Internal wound breakdown from repaired genital tract lacerations or previously closed cesarean delivery incisions should be considered as a potential cause of vaginal bleeding, internal bleeding, or hematoma.

Genital tract manipulation

Genital tract lacerations may be induced by intercourse, finger penetration, or foreign object insertion (including tampons) into the genital tract.

Nongenital sources of bleeding

Birth trauma may lead to retroperitoneal hematomas, which may be initially difficulty to identify. Women who have undergone cesarean delivery may have an abdominal wall or subfacial hematoma. Rarely, HELLP syndrome can produce life-threatening bleeding into and rupture of the liver capsule, and this should be suspected in the setting of severe epigastric or right upper quadrant pain. Ruptured splenic artery aneurysms have been reported in pregnancy as well.

Important considerations

Note the following important considerations:

  • Active management of the third stage of labor is key to reducing the incidence and severity of postpartum hemorrhage (PPH). Be sure to perform early uterine massage and administer oxytocic agents.

  • Contact an OB/GYN consultant before or upon initiating the evaluation of the patient.

  • Some typical vaginal deliveries are associated with blood loss of more than 500 mL. However, emergency department personnel should assume that any patient with blood loss greater than 500 mL and ongoing bleeding has postpartum hemorrhage. Resuscitation should be started while evaluating the patient for the cause of postpartum hemorrhage.

  • Always suspect occult hemorrhage (eg, hematoma, intra-abdominal) in postpartum patients who have unstable vital signs with little or no external bleeding. Consider atypical signs of hemorrhage, such as restlessness, dyspnea, and back and abdominal pain, which may be the first signs of hemorrhage in a hemodynamically stable patient.

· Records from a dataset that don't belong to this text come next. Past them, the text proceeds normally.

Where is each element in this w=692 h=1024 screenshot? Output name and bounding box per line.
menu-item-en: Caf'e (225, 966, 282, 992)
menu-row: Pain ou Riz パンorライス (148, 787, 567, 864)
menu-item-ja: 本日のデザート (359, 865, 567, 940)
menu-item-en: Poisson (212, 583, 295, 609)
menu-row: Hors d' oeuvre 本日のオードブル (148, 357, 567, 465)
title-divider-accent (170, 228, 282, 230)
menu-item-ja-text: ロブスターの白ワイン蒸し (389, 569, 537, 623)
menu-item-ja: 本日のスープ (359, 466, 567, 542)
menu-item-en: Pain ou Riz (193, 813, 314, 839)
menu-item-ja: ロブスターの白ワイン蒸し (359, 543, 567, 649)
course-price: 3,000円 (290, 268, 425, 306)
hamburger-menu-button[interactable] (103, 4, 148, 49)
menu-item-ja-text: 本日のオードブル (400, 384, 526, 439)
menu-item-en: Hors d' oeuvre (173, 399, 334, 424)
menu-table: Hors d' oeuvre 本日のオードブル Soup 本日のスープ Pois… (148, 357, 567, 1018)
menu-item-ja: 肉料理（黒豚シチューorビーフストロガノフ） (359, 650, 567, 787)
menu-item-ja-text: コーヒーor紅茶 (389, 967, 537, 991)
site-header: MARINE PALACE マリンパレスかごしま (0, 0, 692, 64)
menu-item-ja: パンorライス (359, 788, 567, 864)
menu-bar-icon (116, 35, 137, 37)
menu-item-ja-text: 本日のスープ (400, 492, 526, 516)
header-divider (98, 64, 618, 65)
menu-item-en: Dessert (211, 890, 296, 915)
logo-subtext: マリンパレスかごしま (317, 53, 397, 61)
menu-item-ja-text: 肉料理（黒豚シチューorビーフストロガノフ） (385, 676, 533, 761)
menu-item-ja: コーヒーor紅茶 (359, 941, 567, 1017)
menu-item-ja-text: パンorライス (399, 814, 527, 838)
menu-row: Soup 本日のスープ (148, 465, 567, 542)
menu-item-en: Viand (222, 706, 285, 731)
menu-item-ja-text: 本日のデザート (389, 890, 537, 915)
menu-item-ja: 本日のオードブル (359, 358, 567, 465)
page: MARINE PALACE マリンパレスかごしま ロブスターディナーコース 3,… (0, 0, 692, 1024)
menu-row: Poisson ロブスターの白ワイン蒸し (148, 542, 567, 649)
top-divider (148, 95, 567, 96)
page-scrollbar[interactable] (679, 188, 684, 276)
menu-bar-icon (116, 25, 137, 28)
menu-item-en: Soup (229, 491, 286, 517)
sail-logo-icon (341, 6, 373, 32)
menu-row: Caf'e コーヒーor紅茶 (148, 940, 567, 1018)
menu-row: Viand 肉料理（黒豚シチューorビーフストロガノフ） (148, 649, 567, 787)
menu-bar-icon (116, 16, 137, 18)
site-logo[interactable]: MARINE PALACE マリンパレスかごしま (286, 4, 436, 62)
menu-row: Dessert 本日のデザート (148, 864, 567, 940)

  • Early recognition of a coagulopathy and prompt administration of coagulation factors may be life saving. This may entail immediate transfusion based on clinical suspicion, rather than waiting for laboratory results to return.

  • When a patient is delivered to a facility without obstetrical services, adequate resuscitation should be achieved before the patient is transferred. An en route resuscitation plan should be communicated to the transporting EMS team, and the patient's condition upon departure should be reported to the receiving providers. All institutional, state, and national regulations for patient transfer should be followed.

Special concerns

With early postpartum hemorrhage occurring right after delivery, remember that 2 patients—the mother and the newborn—require evaluation and intervention.

Because of the hemodynamic changes in pregnancy (increased blood volume and physiologic anemia), the signs and symptoms of hypovolemia may not be apparent until the hemorrhage is severe.